À l’origine, les flacons du vaccin de Pfizer contre le coronavirus SARS-CoV-2 étaient censés contenir 5 doses. Sur le terrain, le personnel soignant s’est vite rendu compte qu’il était possible, avec une bonne méthodologie, d’en extraire une sixième dose complète, une vraie aubaine. En tant que bonus non-négligeable en situation pandémique, l’Agence européenne de médicament a validé l’usage de cette dose supplémentaire, du moment qu’un protocole adapté est appliqué.
C’est maintenant au tour de l’entreprise Pfizer elle-même de confirmer l’existence de cette sixième dose. Avec un impact inattendu : puisque les commandes sont passées en nombre de doses spécifiquement, et non en nombre de flacons, l’entreprise va réduire le nombre de flacons livrés.
Pour bien comprendre ce que cela implique, voici un exemple : au lieu de livrer 20 flacons de 5 doses, pour un total de 100 doses (mais avec un potentiel de 120 doses grâce à la 6e dose), ce sont dorénavant 16,6 flacons de 6 doses qui seront livrés afin d’atteindre le compte exact de 100 doses comme prévu dans le contrat. Ceci, à l’échelle des millions de doses commandées. Pfizer va donc livrer environ 20 % de flacons en moins que ce qui était prévu, ce qui représente pour l’entreprise un très gros gain financier — honorer ses contrats basés sur le nombre de doses mais livrer moins de flacons.
Cette décision a pour premier effet concret de supprimer le bonus que constituait la sixième dose. Mais ce n’est là que la face émergée du problème : sur le terrain, la sixième dose n’a rien d’une évidence sans un matériel adapté.
Vers un problème de stock ?
« Question préparation, pour cette 6e dose, c’est très variable selon la personne qui fait la manipulation, mais aussi selon les conditions dans lesquelles sont réalisées les préparations (matériel, stress, habitude) », nous confie une infirmière, ajoutant que, dans son centre, la sixième dose peut « pratiquement toujours » être utilisée. Toute l’ambiguïté de la situation est dans le mot « pratiquement ».

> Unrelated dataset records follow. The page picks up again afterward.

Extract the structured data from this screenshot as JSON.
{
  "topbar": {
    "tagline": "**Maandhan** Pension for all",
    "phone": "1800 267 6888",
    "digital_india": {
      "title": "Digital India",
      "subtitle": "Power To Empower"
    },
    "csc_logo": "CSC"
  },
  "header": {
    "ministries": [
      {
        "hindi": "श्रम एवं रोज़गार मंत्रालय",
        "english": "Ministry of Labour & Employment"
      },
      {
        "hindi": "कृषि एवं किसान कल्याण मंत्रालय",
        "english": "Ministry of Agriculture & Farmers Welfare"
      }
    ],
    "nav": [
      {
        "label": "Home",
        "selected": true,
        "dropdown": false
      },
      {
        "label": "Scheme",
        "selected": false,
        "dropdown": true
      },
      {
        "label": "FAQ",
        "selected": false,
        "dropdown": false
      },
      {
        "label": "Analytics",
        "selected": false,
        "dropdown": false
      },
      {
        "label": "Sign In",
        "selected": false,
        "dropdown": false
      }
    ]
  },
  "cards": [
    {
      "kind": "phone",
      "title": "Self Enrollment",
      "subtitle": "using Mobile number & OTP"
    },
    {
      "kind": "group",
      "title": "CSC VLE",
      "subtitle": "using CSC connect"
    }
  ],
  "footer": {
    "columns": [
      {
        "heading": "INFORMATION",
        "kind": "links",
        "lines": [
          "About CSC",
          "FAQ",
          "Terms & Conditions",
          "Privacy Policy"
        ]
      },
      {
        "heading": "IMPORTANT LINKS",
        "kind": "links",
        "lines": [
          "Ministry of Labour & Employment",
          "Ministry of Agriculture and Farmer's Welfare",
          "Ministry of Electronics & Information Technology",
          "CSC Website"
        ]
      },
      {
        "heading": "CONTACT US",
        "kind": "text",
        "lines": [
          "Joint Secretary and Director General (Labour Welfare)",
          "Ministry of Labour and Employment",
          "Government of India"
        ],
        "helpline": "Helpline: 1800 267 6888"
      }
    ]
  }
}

« On va se retrouver avec moins de flacons, il va falloir faire 6 doses à chaque fois. Donc la Direction générale de la santé va devoir fournir le matériel adéquat à chaque fois », nous alerte Jérôme Marty, médecin et président du syndicat indépendant UFML, interrogé par Numerama.
Récupérer cette dose ne peut pas se faire avec n’importe quel type de combinaison seringue/aiguille : il faut des aiguilles serties, qui disposent d’un très faible espace mort et permettent de limiter les pertes. Sans ces aiguilles adaptées, la sixième dose peut s’avérer incomplète en nombre de millilitres, puisqu’elle représente la part finale du flacon — il n’y a pas de rab.
« Toute la question est de savoir si la Direction générale de la santé dispose de ce matériel »
« Toute la question est de savoir si la Direction générale de la santé dispose de ce matériel ou bien si elle le commande seulement aujourd’hui, puisqu’elle n’a pas été capable de le donner auparavant. » Jérôme Marty dénonce auprès de Numerama des livraisons jusqu’ici trop inégales et surtout inadaptées, le personnel soignant se retrouvant avec des « aiguilles parfois de trop grand calibre et donc avec un espace mort trop important ». Or, à partir du moment où la 6e dose devient obligatoire, elle doit pouvoir être réalisée parfaitement.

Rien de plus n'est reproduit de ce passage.